My favored alternative? Reorganize the presidential-primary calendar so states with more moderate tendencies get a say earlier.

Republican political consultant Mark McKinnon, who has worked with George W. Bush and John McCain, suggested prioritizing Western states like Arizona and Colorado, as well as Northeastern states like Connecticut. Pollster Scott Rasmussen pointed to New England for potential bellwether moderate states. He called New Hampshire “the most important state in the process.”

• Regional primaries. Bob Graham, a Democratic former U.S. senator and governor from Florida, once likened regional primaries to college football’s Bowl Championship Series. The title game, he reasoned, “rotates … from year to year among the traditional bowl games.” Graham’s plan would similarly carve the country into five regions whose states would vote every three weeks. Like the bowl process, the regional voting order would rotate every election.

Stone told me he favored this approach because it would force candidates to appeal to every section of the country. Meanwhile, making candidates actually run through the end of the process would allow for “a longer and more thorough vetting process for the candidates” and a more exciting one for voters.

The downside? Less of what Graham has called the “political screen” that the old-school retail politicking of Iowa and New Hampshire provides. Rasmussen suggested randomly selecting a small state to lead off the regional primary season to ensure that door-knocking and living-room town halls remain a significant part of the nomination process.

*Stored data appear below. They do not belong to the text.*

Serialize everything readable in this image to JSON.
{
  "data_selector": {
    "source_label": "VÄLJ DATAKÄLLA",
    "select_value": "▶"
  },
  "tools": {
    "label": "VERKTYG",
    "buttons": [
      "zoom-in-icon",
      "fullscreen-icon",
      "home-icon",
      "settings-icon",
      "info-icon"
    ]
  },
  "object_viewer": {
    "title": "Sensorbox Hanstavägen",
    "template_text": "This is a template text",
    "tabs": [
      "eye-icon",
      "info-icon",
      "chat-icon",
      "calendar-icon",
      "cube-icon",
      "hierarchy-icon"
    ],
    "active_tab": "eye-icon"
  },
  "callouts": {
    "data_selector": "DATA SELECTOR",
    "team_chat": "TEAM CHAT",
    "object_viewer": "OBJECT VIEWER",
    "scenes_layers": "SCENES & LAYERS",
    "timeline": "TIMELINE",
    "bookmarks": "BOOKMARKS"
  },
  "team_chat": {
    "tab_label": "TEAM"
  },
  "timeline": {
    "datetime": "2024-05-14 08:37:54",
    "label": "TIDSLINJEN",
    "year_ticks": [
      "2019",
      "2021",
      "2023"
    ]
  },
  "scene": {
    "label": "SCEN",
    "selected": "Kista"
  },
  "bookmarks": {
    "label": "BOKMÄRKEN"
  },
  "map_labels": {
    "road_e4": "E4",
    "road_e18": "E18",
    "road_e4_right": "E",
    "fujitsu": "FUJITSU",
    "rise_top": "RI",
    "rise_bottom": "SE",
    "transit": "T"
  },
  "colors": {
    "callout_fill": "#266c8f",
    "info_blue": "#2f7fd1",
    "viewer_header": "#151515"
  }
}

• Empower the party bosses. Lawrence Jacobs, director of the Center for the Study of Politics and Governance at the University of Minnesota, points to changes instituted in the 1970s as a turning point in the way primary elections were contested. Responsibility for choosing nominees, he said, was transferred from party officials to the voters.

Rather than simply adjusting the order of this modern presidential-primary system, Jacobs said, the GOP could return to a time when party leaders had a more definitive role in choosing the party standard-bearer. The Democrats, he noted, are already moving in this direction by empowering superdelegates.

“Frankly, it doesn’t matter if Iowa and New Hampshire go first — which certainly have moderate elements — or if it’s Georgia and Florida and those states go first,” he said. “It’s the fact that in each of those states you tend to get this narrow segment of party activists driving the process.”

Of course, the notion of allowing “elites” to overrule the will of the people isn’t as politically viable today as it was 50 years ago. And there is certainly risk for the GOP in alienating its conservative base.

But 2012 will be a referendum on President Obama. And while conservatives might head to the voting booths kicking and screaming if the GOP nominee is too moderate for their liking, they’re not going to stay at home.

As Jacobs told me: “That group, that conservative movement is now watching in Washington as Barack Obama I think is about to pass probably the most comprehensive social-welfare legislation since the New Deal. And that’s going to be a very sobering sort of moment.”

Time for the GOP to look beyond 2010. For 2012, the time is now.